Savcılığın bu tavrı yol olursa, sonrasında biz gazeteciler için bazı ilginç durumlar ortaya çıkar.
Her vatandaş, haberini ve yazısını beğenmediği muhabir veya köşe yazarını savcılıklara şikayet etmeye başlar.
Varsayalım AKP, kendi yandaşlarına -gazeteci isimlerini de vererek- el altından bir haber iletti:
“Şu gazeteciler ne yazarsa savcılığa suç duyurusunda bulunun, uğraştırın onları.”
Böyle bir durumda biz ne yapacağız? Önüne gelen yandaş bizim yazıları bulunduğu yerin savcılığına şikayet etmeye başlarsa, öyle bir süreçle nasıl baş edeceğiz?
Savcılıklar bunları ciddiye alıp işleme koymaya başladıkları takdirde, günlük şikayet sayısına göre işi gücü bırakıp her gün belki yüzlerce ifade mi vereceğiz? Bu nasıl iştir?
Adalet Bakanlığı bu konuda savcıları uyarmalıdır. Aksi takdirde kafası bozulan, bizim haber ve yazıları beğenmeyen ilgisiz kişiler bu furyada rol kapma sırasına girecektir.

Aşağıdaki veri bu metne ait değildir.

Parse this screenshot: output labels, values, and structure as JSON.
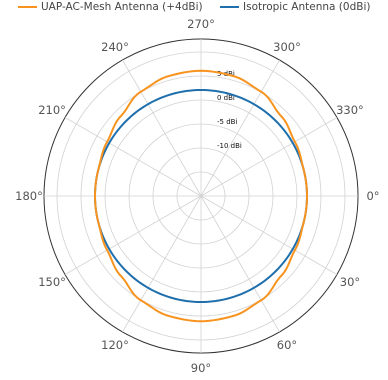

Savcılığın bu tavrı, ilgisiz bir şahsın şikayet dilekçesini işleme koyup bizlerden ifade istemesi, her şeyden önce basın özgürlüğüne ters düşer. Böyle bir uygulama hukuk kurallarına da aykırıdır, işin sonu gelmez.
Adalet Bakanlığı herhalde gerekeni yapacaktır, yapmalıdır.